I carefully scratched Skylar's ears like Neferet had been doing. "I like cats," I said softly. "I used to have one, but when my mom got remarried I had to give it to Street Cats to be adopted. John, her new husband, doesn't like cats."
"I've found that the way a person feels about cats--and the way they feel about him or her in return--is usually an excellent gauge by which to measure a person's character."
I looked up from the cat to meet her green eyes and saw that she understood a lot more about freaky family issues than she was saying. It made me feel connected to her, and automatically my stress level relaxed a little. "Are there a lot of cats here?"
"Yes, there are. Cats have always been closely allied with vampyres."
Okay, actually I already knew that. In World History with Mr. Shaddox (better known as Puff Shaddy, but don't tell him) we learned that in the past cats had been slaughtered because it was thought that they somehow turned people into vampyres. Yeah, okay, talk about ridiculous. More evidence of the stupidity of humans...the thought popped into my mind, shocking me by how easily I'd already started thinking of "normal" people as "humans," and therefore something different than me.

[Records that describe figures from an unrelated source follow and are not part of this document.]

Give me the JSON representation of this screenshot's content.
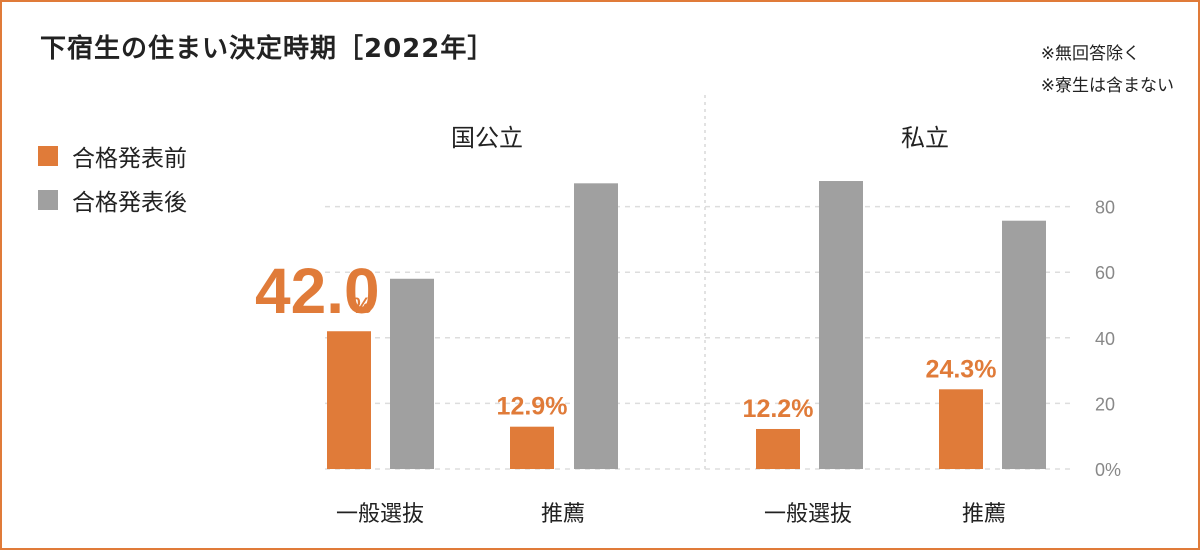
{
  "chart_data": {
    "type": "bar",
    "title": "下宿生の住まい決定時期［2022年］",
    "notes": [
      "※無回答除く",
      "※寮生は含まない"
    ],
    "groups": [
      {
        "name": "国公立",
        "categories": [
          "一般選抜",
          "推薦"
        ]
      },
      {
        "name": "私立",
        "categories": [
          "一般選抜",
          "推薦"
        ]
      }
    ],
    "series": [
      {
        "name": "合格発表前",
        "color": "#e07b39",
        "values": [
          42.0,
          12.9,
          12.2,
          24.3
        ],
        "labels": [
          "42.0",
          "12.9%",
          "12.2%",
          "24.3%"
        ]
      },
      {
        "name": "合格発表後",
        "color": "#a0a0a0",
        "values": [
          58.0,
          87.1,
          87.8,
          75.7
        ]
      }
    ],
    "ylim": [
      0,
      100
    ],
    "yticks": [
      0,
      20,
      40,
      60,
      80
    ],
    "ytick_labels": [
      "0%",
      "20",
      "40",
      "60",
      "80"
    ],
    "grid": true,
    "legend_position": "top-left"
  }
}
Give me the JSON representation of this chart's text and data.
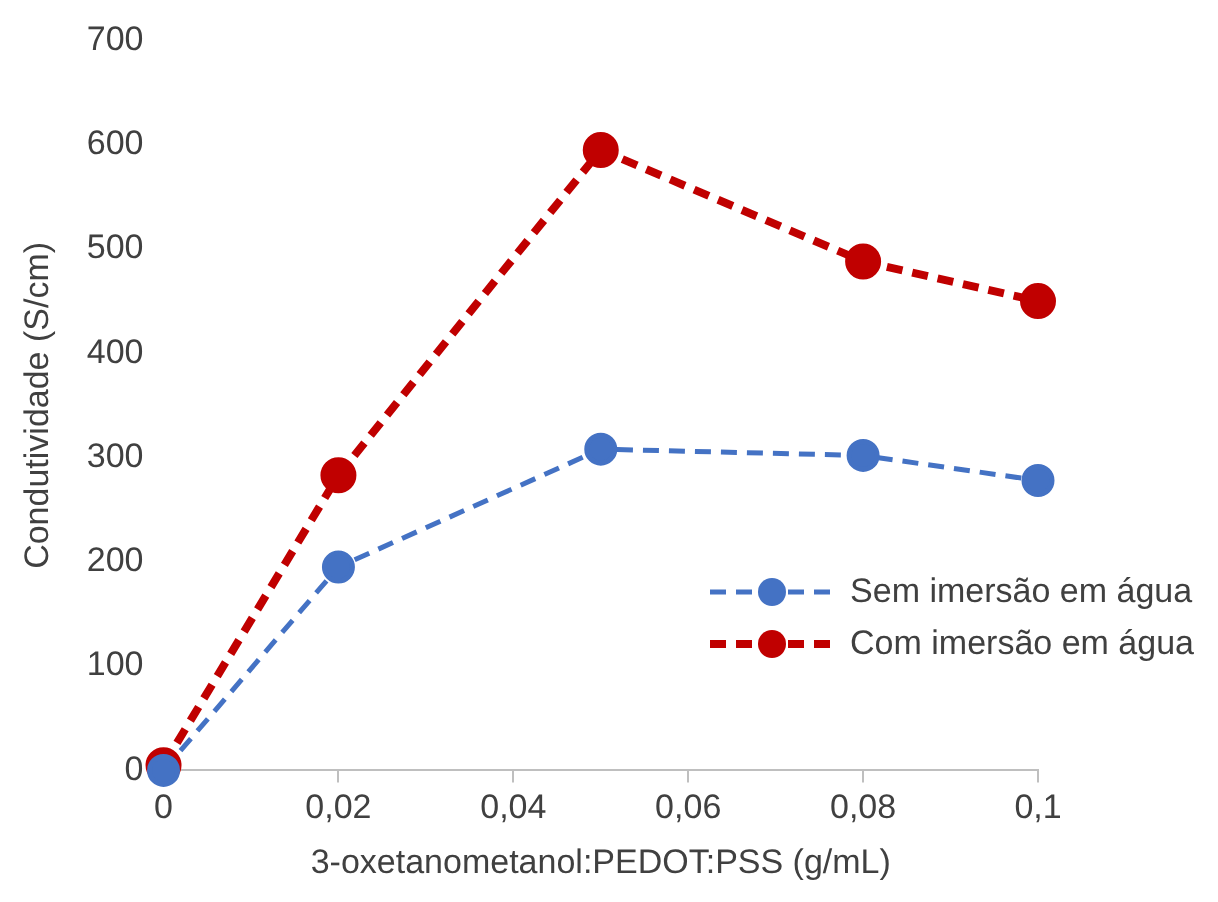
{
  "chart_data": {
    "type": "line",
    "xlabel": "3-oxetanometanol:PEDOT:PSS (g/mL)",
    "ylabel": "Condutividade (S/cm)",
    "x": [
      0,
      0.02,
      0.05,
      0.08,
      0.1
    ],
    "series": [
      {
        "name": "Sem imersão em água",
        "color": "#4472c4",
        "values": [
          0,
          195,
          308,
          302,
          278
        ],
        "line_style": "dashed"
      },
      {
        "name": "Com imersão em água",
        "color": "#c00000",
        "values": [
          5,
          283,
          595,
          488,
          450
        ],
        "line_style": "dashed"
      }
    ],
    "xlim": [
      0,
      0.1
    ],
    "xticks": [
      0,
      {
        "value": 0.02,
        "label": "0,02"
      },
      {
        "value": 0.04,
        "label": "0,04"
      },
      {
        "value": 0.06,
        "label": "0,06"
      },
      {
        "value": 0.08,
        "label": "0,08"
      },
      {
        "value": 0.1,
        "label": "0,1"
      }
    ],
    "ylim": [
      0,
      700
    ],
    "yticks": [
      0,
      100,
      200,
      300,
      400,
      500,
      600,
      700
    ],
    "grid": false,
    "legend": "bottom right",
    "marker": "circle"
  }
}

"Do you think I could have a cat?" I asked.
"If one chooses you, you will belong to him or her."
"Chooses me?"
Neferet smiled and stroked Skylar, who closed his eyes and purred loudly. "Cats choose us; we don't own them." As if to demonstrate what she said was true, Skylar jumped out of her arms and, with a stuck-up flick of his tail, disappeared down the hall.
Neferet laughed. "He's really awful, but I do adore him. I think I would, even were it not part of my gift from Nyx."
"Gift? Skylar is a gift from the Goddess?"
"Yes, in a way. Every High Priestess is given an affinity--what you would probably think of as special powers--by the Goddess. It's part of the way we identify our High Priestesses. The affinities can be unusual cognitive skills, like reading minds or having visions and being able to predict the future. Or the affinity can be for something in the physical realm, like a special connection to one of the four elements, or to animals. I have two Goddess gifts. My main affinity is for cats; I have a connection with them that is unusual, even for a vampyre. Nyx has also given me unusual powers of healing." She smiled. "Which is why I know you're healing well-- my gift told me."
"Wow, that's amazing," was all I could think to say. My head was already reeling from the events of the past day.
"Come on. Let's get you to your room. I'm sure you're hungry and tired. Dinner will start in"--Neferet cocked her head to the side as if someone was weirdly whispering the time to her--"an hour." She gave me a knowing smile. "Vampyres always know what time it is."
"That's cool, too." "That, my dear fledgling, is just the tip of the 'cool' iceberg."
I hoped her analogy didn't have anything to do with Titanic- sized disasters. As we continued walking down the hall I thought about time and stuff, and remembered the question I had started to ask when Skylar had interrupted my easily derailed train of thought.
"So, wait. You said that classes start at eight? At night?" Okay, I'm usually not this slow, but some of this was like she was speaking a foreign language to me. I was having a hard time getting it.
"Once you take a moment to think about it you'll understand that having classes at night is only logical. Of course you must know that vampyres, adult or fledgling, don't explode, or any other such fictional nonsense, if subjected to direct sunlight, but it is uncomfortable for us. Wasn't the sunlight already difficult for you to bear today?"
I nodded. "My Maui Jims didn't even help much." Then I added quickly, feeling moronic again, "Uh, Maui Jims are sunglasses."